Are Lego sets blocking creativity?

Are today's Lego sets a threat to creativity? In the '60s, as I recall, Lego blocks came in one size and form factor—a rectangular brick—and it was left to the imagination of the child to decide what to build with a collection of the homogenous bricks.

By the time my son reached Lego age in the 90s, Lego sets seem to have evolved into 3-D jigsaw puzzles, with any given set consisting of hundreds of seemingly unique parts that went together in one way to create a space ship or castle.

In “Has Lego Sold Out,” Matthew D. Richtel and Jesse McKinley of the The New York Times note that the Lego bricks of my childhood would seem an anachronism. They note, however, that the company has moved beyond even the Lego sets of my son's childhood and now offers everything from Lego-related video games to a TV spinoff. (Here is a Lego history timeline.)

Richtel and McKinley note that the Lego company suffered financially in the middle of the last decade but has since recovered. “In leading this revival of Lego, and creating a multimedia juggernaut, executives have shown great imagination,” they write. “But some parents and researchers worry that the company’s gain has come at a cost to its tiny consumers: diminishing the demand for their imagination, the very element that made the Lego brand famous in the first place.”

They quote Dimitri Christakis, director of the Center for Child Health, Behavior and Development at the University of Washington, as saying, “Parents are confusing the brand with the product and, more important, what it delivers.” Lego products, he says, have evolved from open-ended toys to multimedia and bricks with specific building plans. When children play with traditional blocks, Christakis has found, they release more brain chemicals associated with learning than when watching videos.

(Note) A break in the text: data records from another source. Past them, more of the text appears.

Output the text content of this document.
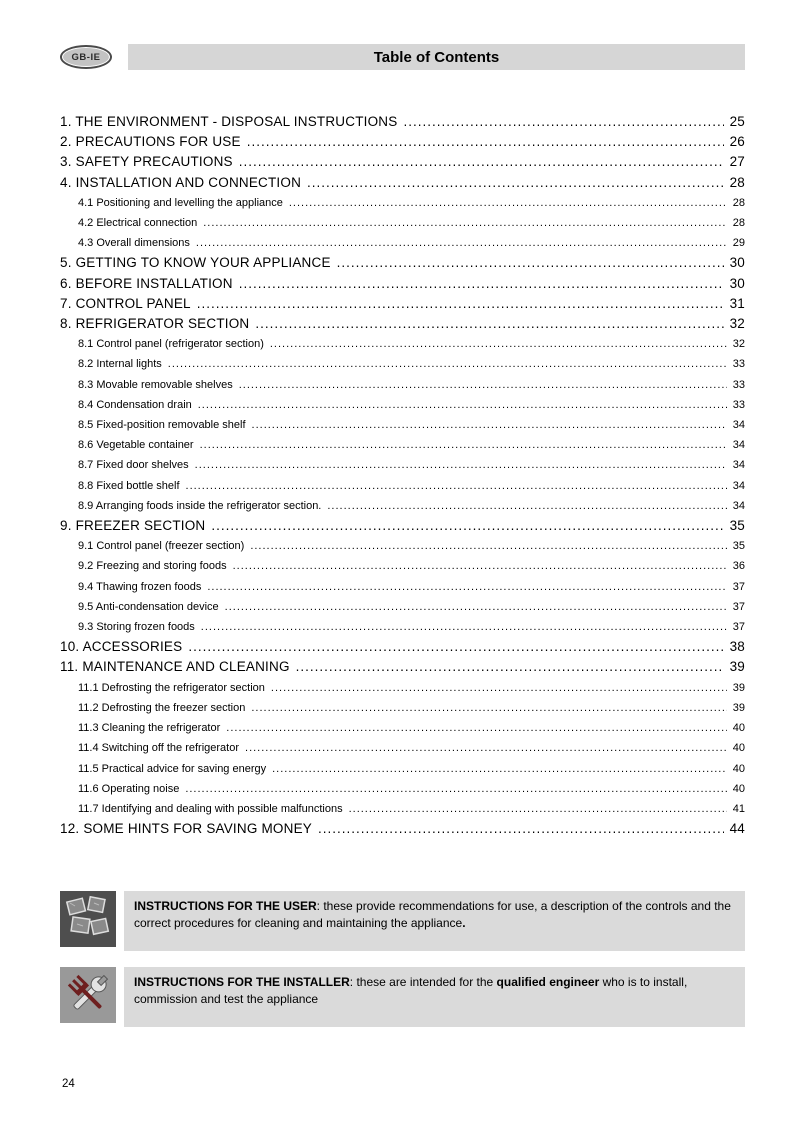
GB-IE	Table of Contents
1. THE ENVIRONMENT - DISPOSAL INSTRUCTIONS .....	25
2. PRECAUTIONS FOR USE .....	26
3. SAFETY PRECAUTIONS .....	27
4. INSTALLATION AND CONNECTION .....	28
4.1 Positioning and levelling the appliance .....	28
4.2 Electrical connection .....	28
4.3 Overall dimensions .....	29
5. GETTING TO KNOW YOUR APPLIANCE .....	30
6. BEFORE INSTALLATION .....	30
7. CONTROL PANEL .....	31
8. REFRIGERATOR SECTION .....	32
8.1 Control panel (refrigerator section) .....	32
8.2 Internal lights .....	33
8.3 Movable removable shelves .....	33
8.4 Condensation drain .....	33
8.5 Fixed-position removable shelf .....	34
8.6 Vegetable container .....	34
8.7 Fixed door shelves .....	34
8.8 Fixed bottle shelf .....	34
8.9 Arranging foods inside the refrigerator section. .....	34
9. FREEZER SECTION .....	35
9.1 Control panel (freezer section) .....	35
9.2 Freezing and storing foods .....	36
9.4 Thawing frozen foods .....	37
9.5 Anti-condensation device .....	37
9.3 Storing frozen foods .....	37
10. ACCESSORIES .....	38
11. MAINTENANCE AND CLEANING .....	39
11.1 Defrosting the refrigerator section .....	39
11.2 Defrosting the freezer section .....	39
11.3 Cleaning the refrigerator .....	40
11.4 Switching off the refrigerator .....	40
11.5 Practical advice for saving energy .....	40
11.6 Operating noise .....	40
11.7 Identifying and dealing with possible malfunctions .....	41
12. SOME HINTS FOR SAVING MONEY .....	44
INSTRUCTIONS FOR THE USER: these provide recommendations for use, a description of the controls and the correct procedures for cleaning and maintaining the appliance.
INSTRUCTIONS FOR THE INSTALLER: these are intended for the qualified engineer who is to install, commission and test the appliance
24
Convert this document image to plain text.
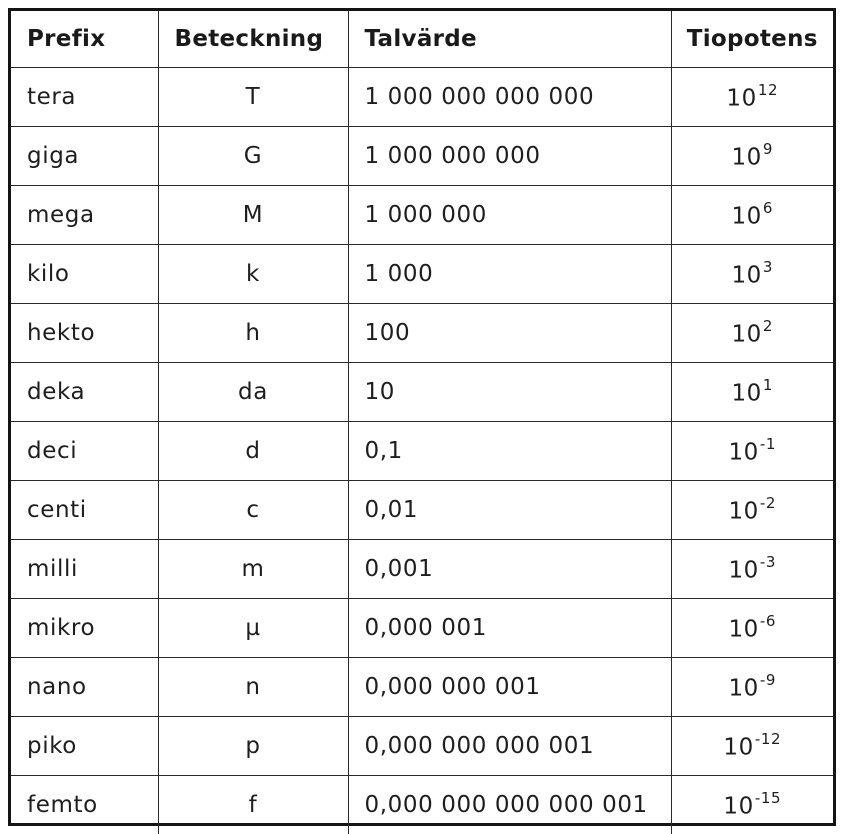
Prefix	Beteckning	Talvärde	Tiopotens
tera	T	1 000 000 000 000	$10^{12}$
giga	G	1 000 000 000	$10^9$
mega	M	1 000 000	$10^6$
kilo	k	1 000	$10^3$
hekto	h	100	$10^2$
deka	da	10	$10^1$
deci	d	0,1	$10^{-1}$
centi	c	0,01	$10^{-2}$
milli	m	0,001	$10^{-3}$
mikro	µ	0,000 001	$10^{-6}$
nano	n	0,000 000 001	$10^{-9}$
piko	p	0,000 000 000 001	$10^{-12}$
femto	f	0,000 000 000 000 001	$10^{-15}$
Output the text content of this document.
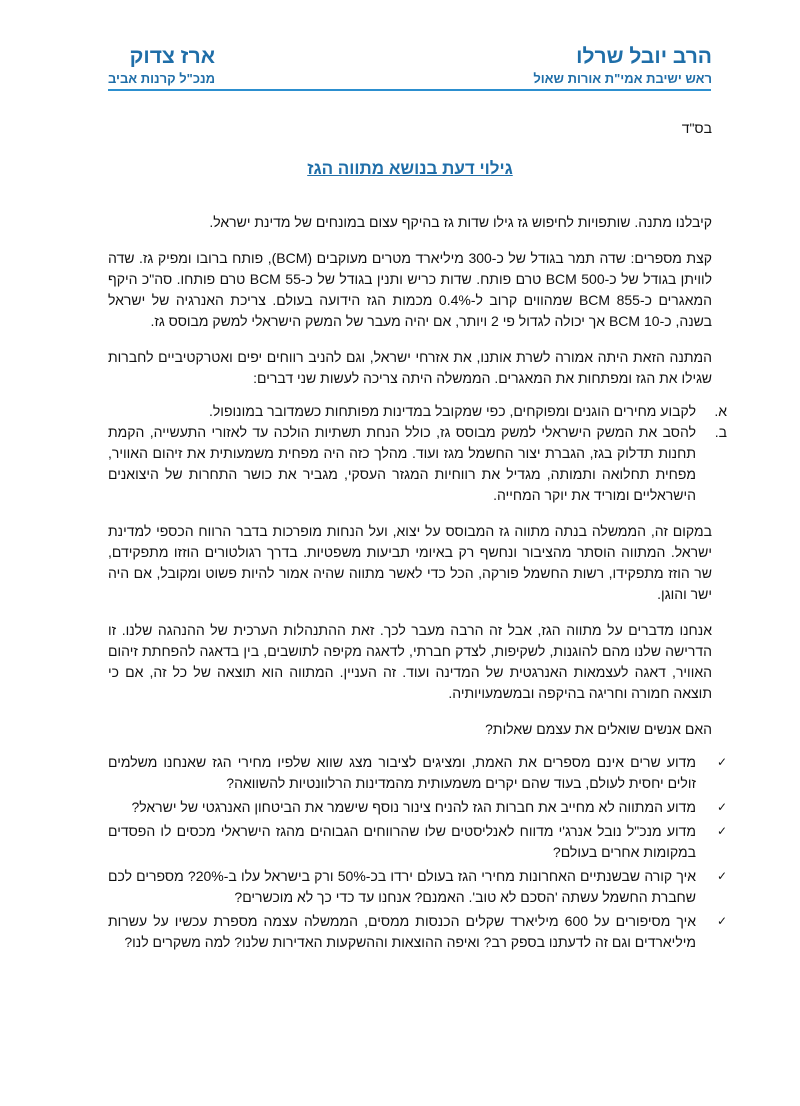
הרב יובל שרלו
ראש ישיבת אמי"ת אורות שאול
ארז צדוק
מנכ"ל קרנות אביב

בס"ד

גילוי דעת בנושא מתווה הגז

קיבלנו מתנה. שותפויות לחיפוש גז גילו שדות גז בהיקף עצום במונחים של מדינת ישראל.

קצת מספרים: שדה תמר בגודל של כ-300 מיליארד מטרים מעוקבים (BCM), פותח ברובו ומפיק גז. שדה לוויתן בגודל של כ-500 BCM טרם פותח. שדות כריש ותנין בגודל של כ-55 BCM טרם פותחו. סה"כ היקף המאגרים כ-855 BCM שמהווים קרוב ל-0.4% מכמות הגז הידועה בעולם. צריכת האנרגיה של ישראל בשנה, כ-10 BCM אך יכולה לגדול פי 2 ויותר, אם יהיה מעבר של המשק הישראלי למשק מבוסס גז.

המתנה הזאת היתה אמורה לשרת אותנו, את אזרחי ישראל, וגם להניב רווחים יפים ואטרקטיביים לחברות שגילו את הגז ומפתחות את המאגרים. הממשלה היתה צריכה לעשות שני דברים:

א.
לקבוע מחירים הוגנים ומפוקחים, כפי שמקובל במדינות מפותחות כשמדובר במונופול.
ב.
להסב את המשק הישראלי למשק מבוסס גז, כולל הנחת תשתיות הולכה עד לאזורי התעשייה, הקמת תחנות תדלוק בגז, הגברת יצור החשמל מגז ועוד. מהלך כזה היה מפחית משמעותית את זיהום האוויר, מפחית תחלואה ותמותה, מגדיל את רווחיות המגזר העסקי, מגביר את כושר התחרות של היצואנים הישראליים ומוריד את יוקר המחייה.

במקום זה, הממשלה בנתה מתווה גז המבוסס על יצוא, ועל הנחות מופרכות בדבר הרווח הכספי למדינת ישראל. המתווה הוסתר מהציבור ונחשף רק באיומי תביעות משפטיות. בדרך רגולטורים הוזזו מתפקידם, שר הוזז מתפקידו, רשות החשמל פורקה, הכל כדי לאשר מתווה שהיה אמור להיות פשוט ומקובל, אם היה ישר והוגן.

אנחנו מדברים על מתווה הגז, אבל זה הרבה מעבר לכך. זאת ההתנהלות הערכית של ההנהגה שלנו. זו הדרישה שלנו מהם להוגנות, לשקיפות, לצדק חברתי, לדאגה מקיפה לתושבים, בין בדאגה להפחתת זיהום האוויר, דאגה לעצמאות האנרגטית של המדינה ועוד. זה העניין. המתווה הוא תוצאה של כל זה, אם כי תוצאה חמורה וחריגה בהיקפה ובמשמעויותיה.

האם אנשים שואלים את עצמם שאלות?

✓
מדוע שרים אינם מספרים את האמת, ומציגים לציבור מצג שווא שלפיו מחירי הגז שאנחנו משלמים זולים יחסית לעולם, בעוד שהם יקרים משמעותית מהמדינות הרלוונטיות להשוואה?
✓
מדוע המתווה לא מחייב את חברות הגז להניח צינור נוסף שישמר את הביטחון האנרגטי של ישראל?
✓
מדוע מנכ"ל נובל אנרג'י מדווח לאנליסטים שלו שהרווחים הגבוהים מהגז הישראלי מכסים לו הפסדים במקומות אחרים בעולם?
✓
איך קורה שבשנתיים האחרונות מחירי הגז בעולם ירדו בכ-50% ורק בישראל עלו ב-20%? מספרים לכם שחברת החשמל עשתה 'הסכם לא טוב'. האמנם? אנחנו עד כדי כך לא מוכשרים?
✓
איך מסיפורים על 600 מיליארד שקלים הכנסות ממסים, הממשלה עצמה מספרת עכשיו על עשרות מיליארדים וגם זה לדעתנו בספק רב? ואיפה ההוצאות וההשקעות האדירות שלנו? למה משקרים לנו?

Here is a quote from a parent writing in a blog called MamaPop that sums up my thoughts on the current state of Lego sets: “I love the Lego company…. But when you buy your kid a Lego set today, you’re buying 300 pieces that have no magic inside. They’re created to be used in very specific, singular ways. And by the time your kid is finished building with them, it’ll be attributed to his or her ability to follow instructions really, really well.”

Parents seem to be of two minds about Lego sets. Richtel and McKinley in their Times article quote parent Tracy Bagatelle-Black as saying, “When I was a kid, you got a big box of bricks and that was it. What stinks about Lego sets now is that they’re not imaginative at all.” Nevertheless, she bought her children Lego sets this holiday season. And there remain many AFOLs (adult friends of Legos) who resist claims that Lego sets stifle creativity.

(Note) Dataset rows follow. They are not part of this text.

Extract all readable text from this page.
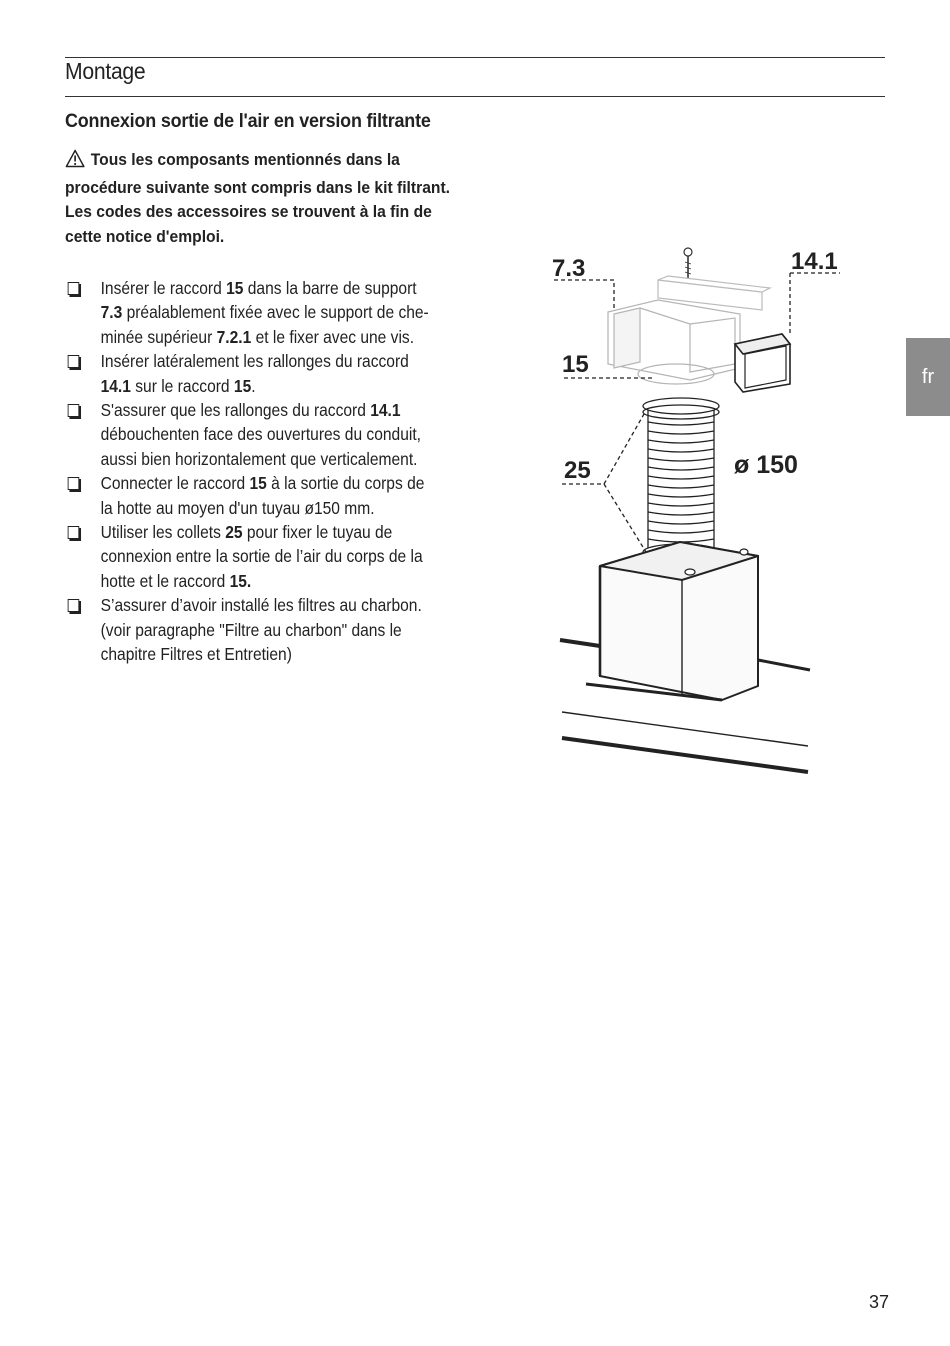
Montage
Connexion sortie de l'air en version filtrante
Tous les composants mentionnés dans la procédure suivante sont compris dans le kit filtrant. Les codes des accessoires se trouvent à la fin de cette notice d'emploi.
Insérer le raccord 15 dans la barre de support
7.3 préalablement fixée avec le support de che-
minée supérieur 7.2.1 et le fixer avec une vis.
Insérer latéralement les rallonges du raccord
14.1 sur le raccord 15.
S'assurer que les rallonges du raccord 14.1
débouchenten face des ouvertures du conduit,
aussi bien horizontalement que verticalement.
Connecter le raccord 15 à la sortie du corps de
la hotte au moyen d'un tuyau ø150 mm.
Utiliser les collets 25 pour fixer le tuyau de
connexion entre la sortie de l’air du corps de la
hotte et le raccord 15.
S’assurer d’avoir installé les filtres au charbon.
(voir paragraphe "Filtre au charbon" dans le
chapitre Filtres et Entretien)
7.3	14.1
15
25	ø 150
fr
37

Richtel and McKinley quote Joe Meno, the co-author of “The Cult of Lego,” as saying that Legos can help teach children about basics of engineering, despite the products emphasis on “a storytelling angle” that lends itself to what he calls “assisted imagination.”

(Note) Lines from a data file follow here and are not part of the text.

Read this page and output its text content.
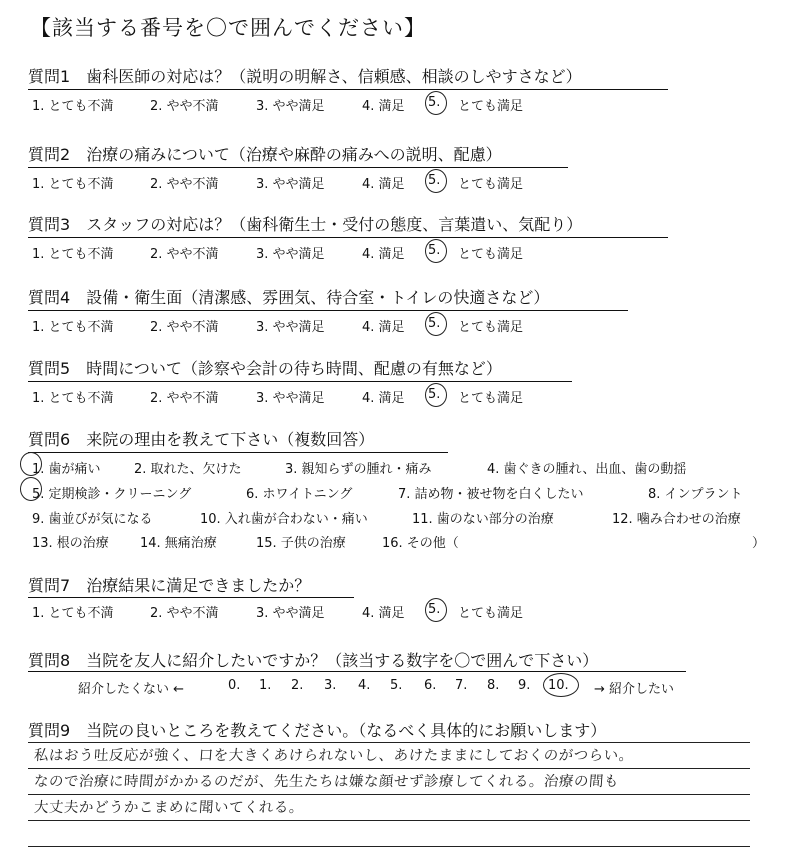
【該当する番号を〇で囲んでください】
質問1　 歯科医師の対応は？（説明の明解さ、信頼感、相談のしやすさなど）
1. とても不満	2. やや不満	3. やや満足	4. 満足 5. とても満足
質問2　 治療の痛みについて（治療や麻酔の痛みへの説明、配慮）
1. とても不満	2. やや不満	3. やや満足	4. 満足 5. とても満足
質問3　 スタッフの対応は？（歯科衛生士・受付の態度、言葉遣い、気配り）
1. とても不満	2. やや不満	3. やや満足	4. 満足 5. とても満足
質問4　 設備・衛生面（清潔感、雰囲気、待合室・トイレの快適さなど）
1. とても不満	2. やや不満	3. やや満足	4. 満足 5. とても満足
質問5　 時間について（診察や会計の待ち時間、配慮の有無など）
1. とても不満	2. やや不満	3. やや満足	4. 満足 5. とても満足
質問6　 来院の理由を教えて下さい（複数回答）
1. 歯が痛い	2. 取れた、欠けた	3. 親知らずの腫れ・痛み	4. 歯ぐきの腫れ、出血、歯の動揺
5. 定期検診・クリーニング	6. ホワイトニング	7. 詰め物・被せ物を白くしたい	8. インプラント
9. 歯並びが気になる	10. 入れ歯が合わない・痛い	11. 歯のない部分の治療	12. 噛み合わせの治療
13. 根の治療 14. 無痛治療	15. 子供の治療	16. その他（	）
質問7　 治療結果に満足できましたか？
1. とても不満	2. やや不満	3. やや満足	4. 満足 5. とても満足
質問8　 当院を友人に紹介したいですか？（該当する数字を〇で囲んで下さい）
紹介したくない ←	0. 1. 2. 3. 4. 5. 6. 7. 8. 9. 10. → 紹介したい
質問9　 当院の良いところを教えてください。（なるべく具体的にお願いします）
私はおう吐反応が強く、口を大きくあけられないし、あけたままにしておくのがつらい。
なので治療に時間がかかるのだが、先生たちは嫌な顔せず診療してくれる。治療の間も
大丈夫かどうかこまめに聞いてくれる。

Indeed, educators and others have adapted Lego sets for a variety of purposes—including teaching college students manufacturing techniques, as I reported earlier. The integration of NI LabView into Lego Mindstorms NXT was an innovative step. And certainly worth noting is the First Lego League, which teaches younger students to solve engineering challenges.

Perhaps the lesson is that it's the role of parents and educators to ensure children and students move beyond the cookbook approach.